Gov. Chris Christie’s administration is challenging a 1992 federal law that bans gambling on sports in all but four states — Nevada, Delaware, Oregon and Montana. The Supreme Court will hear arguments on the case Monday, although a ruling might not come until June.
“If the state of New Jersey were to win that case, I think we’re then looking at a framework that I don’t think is ideal, and that is that you have potentially 50 different sets of rules for 50 states,” Silver told WFAN’s Mike Francesa on Wednesday.

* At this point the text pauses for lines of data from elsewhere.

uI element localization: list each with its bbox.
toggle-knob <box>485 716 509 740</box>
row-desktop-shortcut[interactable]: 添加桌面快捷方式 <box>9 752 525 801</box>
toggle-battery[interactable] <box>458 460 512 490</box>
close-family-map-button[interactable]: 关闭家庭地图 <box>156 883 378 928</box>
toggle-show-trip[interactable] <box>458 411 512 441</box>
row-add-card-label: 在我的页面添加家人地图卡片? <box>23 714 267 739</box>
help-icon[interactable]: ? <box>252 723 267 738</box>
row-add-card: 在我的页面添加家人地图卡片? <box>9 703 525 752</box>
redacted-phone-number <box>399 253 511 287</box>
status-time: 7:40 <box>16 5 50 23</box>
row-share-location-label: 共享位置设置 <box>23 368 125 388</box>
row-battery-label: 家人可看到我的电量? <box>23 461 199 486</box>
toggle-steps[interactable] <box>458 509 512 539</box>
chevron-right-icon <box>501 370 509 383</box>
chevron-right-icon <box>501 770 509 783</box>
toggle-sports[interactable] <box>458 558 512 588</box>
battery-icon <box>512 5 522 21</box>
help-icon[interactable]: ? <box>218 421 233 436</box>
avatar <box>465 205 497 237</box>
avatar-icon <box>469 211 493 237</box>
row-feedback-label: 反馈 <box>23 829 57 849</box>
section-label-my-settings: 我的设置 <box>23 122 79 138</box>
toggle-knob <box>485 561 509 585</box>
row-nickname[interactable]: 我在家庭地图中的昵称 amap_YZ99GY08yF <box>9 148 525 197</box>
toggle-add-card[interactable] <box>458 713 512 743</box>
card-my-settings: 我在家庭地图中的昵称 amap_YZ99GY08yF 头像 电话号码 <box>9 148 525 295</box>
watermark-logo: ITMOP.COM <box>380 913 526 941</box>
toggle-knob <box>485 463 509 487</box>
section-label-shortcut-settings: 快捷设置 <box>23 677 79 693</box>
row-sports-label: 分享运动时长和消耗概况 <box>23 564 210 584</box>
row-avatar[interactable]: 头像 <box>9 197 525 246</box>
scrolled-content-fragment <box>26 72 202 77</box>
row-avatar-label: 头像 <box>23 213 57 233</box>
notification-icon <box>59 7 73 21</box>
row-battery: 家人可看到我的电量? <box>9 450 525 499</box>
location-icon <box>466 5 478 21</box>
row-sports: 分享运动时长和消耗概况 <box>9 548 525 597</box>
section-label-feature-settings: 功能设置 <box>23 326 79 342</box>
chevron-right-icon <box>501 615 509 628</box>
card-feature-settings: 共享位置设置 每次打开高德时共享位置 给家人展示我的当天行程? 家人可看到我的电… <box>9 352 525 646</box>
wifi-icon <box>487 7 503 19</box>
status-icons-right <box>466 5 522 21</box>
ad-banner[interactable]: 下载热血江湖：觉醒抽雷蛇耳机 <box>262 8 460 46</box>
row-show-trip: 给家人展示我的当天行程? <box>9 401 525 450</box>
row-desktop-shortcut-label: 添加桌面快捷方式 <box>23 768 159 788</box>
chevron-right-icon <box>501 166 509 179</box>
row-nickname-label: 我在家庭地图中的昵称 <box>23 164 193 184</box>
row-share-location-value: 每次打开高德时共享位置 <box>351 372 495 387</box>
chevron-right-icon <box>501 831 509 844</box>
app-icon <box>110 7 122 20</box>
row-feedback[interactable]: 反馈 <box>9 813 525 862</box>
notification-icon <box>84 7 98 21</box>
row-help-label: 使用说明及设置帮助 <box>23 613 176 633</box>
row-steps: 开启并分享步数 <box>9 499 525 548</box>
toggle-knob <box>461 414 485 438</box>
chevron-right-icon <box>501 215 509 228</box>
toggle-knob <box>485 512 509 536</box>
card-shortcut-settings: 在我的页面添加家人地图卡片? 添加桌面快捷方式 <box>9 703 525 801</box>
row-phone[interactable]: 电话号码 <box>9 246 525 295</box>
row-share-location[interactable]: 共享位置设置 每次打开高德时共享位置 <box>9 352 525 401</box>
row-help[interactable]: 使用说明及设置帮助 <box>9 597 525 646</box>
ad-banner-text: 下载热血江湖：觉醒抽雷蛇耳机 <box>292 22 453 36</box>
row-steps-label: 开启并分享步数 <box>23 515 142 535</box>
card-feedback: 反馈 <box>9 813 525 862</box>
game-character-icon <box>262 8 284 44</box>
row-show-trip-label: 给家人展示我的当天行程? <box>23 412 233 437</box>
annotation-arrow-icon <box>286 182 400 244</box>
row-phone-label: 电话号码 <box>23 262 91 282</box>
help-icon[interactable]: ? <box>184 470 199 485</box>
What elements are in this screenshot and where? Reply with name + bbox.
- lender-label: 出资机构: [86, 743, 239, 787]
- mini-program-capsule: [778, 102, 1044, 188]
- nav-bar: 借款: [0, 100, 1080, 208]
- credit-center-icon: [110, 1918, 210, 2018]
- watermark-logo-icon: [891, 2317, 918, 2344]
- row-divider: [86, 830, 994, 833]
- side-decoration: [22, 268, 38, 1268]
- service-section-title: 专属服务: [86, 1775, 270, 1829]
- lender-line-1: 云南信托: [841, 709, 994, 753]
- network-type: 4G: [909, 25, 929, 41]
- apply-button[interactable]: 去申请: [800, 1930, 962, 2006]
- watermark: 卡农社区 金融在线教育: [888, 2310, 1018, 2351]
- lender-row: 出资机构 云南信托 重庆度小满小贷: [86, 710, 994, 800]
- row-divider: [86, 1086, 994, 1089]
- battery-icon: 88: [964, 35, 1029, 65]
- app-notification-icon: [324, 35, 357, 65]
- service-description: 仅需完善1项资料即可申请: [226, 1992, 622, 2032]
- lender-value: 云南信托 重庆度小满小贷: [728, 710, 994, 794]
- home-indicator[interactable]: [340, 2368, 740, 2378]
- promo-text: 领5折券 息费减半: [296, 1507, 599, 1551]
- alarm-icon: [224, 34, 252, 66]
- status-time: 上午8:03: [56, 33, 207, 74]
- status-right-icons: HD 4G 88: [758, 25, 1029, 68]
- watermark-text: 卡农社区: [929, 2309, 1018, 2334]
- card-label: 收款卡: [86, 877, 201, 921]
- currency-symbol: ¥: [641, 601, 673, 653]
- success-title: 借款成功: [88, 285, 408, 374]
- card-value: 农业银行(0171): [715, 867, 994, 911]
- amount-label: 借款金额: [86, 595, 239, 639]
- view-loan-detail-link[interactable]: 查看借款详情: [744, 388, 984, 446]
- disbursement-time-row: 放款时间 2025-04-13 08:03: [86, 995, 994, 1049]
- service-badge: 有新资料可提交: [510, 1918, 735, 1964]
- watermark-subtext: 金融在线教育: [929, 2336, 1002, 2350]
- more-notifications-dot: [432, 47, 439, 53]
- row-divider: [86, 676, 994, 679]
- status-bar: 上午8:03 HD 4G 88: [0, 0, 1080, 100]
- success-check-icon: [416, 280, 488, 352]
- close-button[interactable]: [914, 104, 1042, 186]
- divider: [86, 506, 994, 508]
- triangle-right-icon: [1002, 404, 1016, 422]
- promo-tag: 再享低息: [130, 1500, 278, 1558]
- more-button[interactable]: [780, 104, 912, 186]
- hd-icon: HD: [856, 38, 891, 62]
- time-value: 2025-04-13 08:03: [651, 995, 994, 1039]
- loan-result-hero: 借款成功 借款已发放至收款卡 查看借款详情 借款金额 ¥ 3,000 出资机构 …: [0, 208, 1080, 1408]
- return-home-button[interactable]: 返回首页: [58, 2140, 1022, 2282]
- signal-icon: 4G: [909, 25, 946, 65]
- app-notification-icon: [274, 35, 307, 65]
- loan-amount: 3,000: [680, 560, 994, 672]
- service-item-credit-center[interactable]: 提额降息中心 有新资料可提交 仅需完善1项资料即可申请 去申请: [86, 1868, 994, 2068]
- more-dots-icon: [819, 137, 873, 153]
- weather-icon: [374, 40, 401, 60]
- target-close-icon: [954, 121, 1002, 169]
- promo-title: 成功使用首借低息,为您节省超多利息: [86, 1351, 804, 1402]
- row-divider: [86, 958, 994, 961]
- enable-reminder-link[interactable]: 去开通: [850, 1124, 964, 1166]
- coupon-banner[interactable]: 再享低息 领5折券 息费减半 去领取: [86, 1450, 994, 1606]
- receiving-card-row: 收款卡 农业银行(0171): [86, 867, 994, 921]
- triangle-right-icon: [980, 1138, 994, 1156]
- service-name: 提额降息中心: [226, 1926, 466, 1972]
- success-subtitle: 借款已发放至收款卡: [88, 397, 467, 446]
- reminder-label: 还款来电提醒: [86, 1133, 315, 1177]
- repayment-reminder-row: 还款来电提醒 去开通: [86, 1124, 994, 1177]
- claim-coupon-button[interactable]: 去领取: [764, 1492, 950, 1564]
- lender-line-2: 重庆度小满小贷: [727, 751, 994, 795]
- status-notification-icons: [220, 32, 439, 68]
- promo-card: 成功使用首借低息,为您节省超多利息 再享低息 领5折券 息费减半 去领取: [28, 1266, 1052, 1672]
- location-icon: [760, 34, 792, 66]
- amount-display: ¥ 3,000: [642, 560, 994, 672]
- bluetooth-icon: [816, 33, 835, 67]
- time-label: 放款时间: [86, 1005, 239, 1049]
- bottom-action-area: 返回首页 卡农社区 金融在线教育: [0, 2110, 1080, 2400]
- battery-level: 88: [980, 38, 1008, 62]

“I don’t agree with the current federal law. I’m on the same page with Gov. Christie there. It’s just that where he’s in essence promoting state-by-state ability to enter into sports betting how they may choose, our view and the NBA’s view is let’s have a new federal law that sets consistent guidelines from state to state, but at the same time gives states the option as to whether they want to allow sports betting in their jurisdictions.”
Silver said that even if New Jersey loses the case, he senses that support is growing for Congress to pass a federal sports-betting law.
“It’s happening largely illegally right now, largely underground,” he said. “We might as well regulate it.”
WHY NO PROTESTS?
Francesa asked Silver why he thought the NBA hasn’t had the issues the NFL is facing with player protests.
“Maybe it’s in part that players have guaranteed contracts, that they feel safer speaking out on political issues that they care about, that there’s a long tradition in the NBA going back to Oscar Robertson, Bill Russell to people who were passionate union members who spoke out about societal issues that were important to them,” Silver said. “I think it’s a culture that’s been passed down from player to player. Because we play roughly three games a week and our players do media before and after every game, they have this ongoing platform to speak to the public, where NFL players may not.
“My sense is that our players feel that they have opportunities that maybe players in other sports don’t to make their positions clear.”
Silver also noted that the NBA has had a rule in place since the 1980s that requires players to be present and standing for the national anthem.
ONE AND DONE
Silver sounded open to revisiting the NBA’s rules allowing players to declare for the draft after just one season in college, although he cautioned that it’s not the league’s decision alone. He said he’s heard from college programs, including Duke, that have expressed “that it’s not a way to build the sport of basketball.”
“We’re taking a fresh look at it,” Sivler said. “It’s something that has to be collectively bargained with our union.”
Silver said that “several New Yorkers” have stepped forward to express interest in buying the WNBA’s Liberty. MSG Chairman and CEO James Dolan announced earlier this month he is actively searching for a new owner to take over immediate operations of the team, one of the league’s eight founding franchises.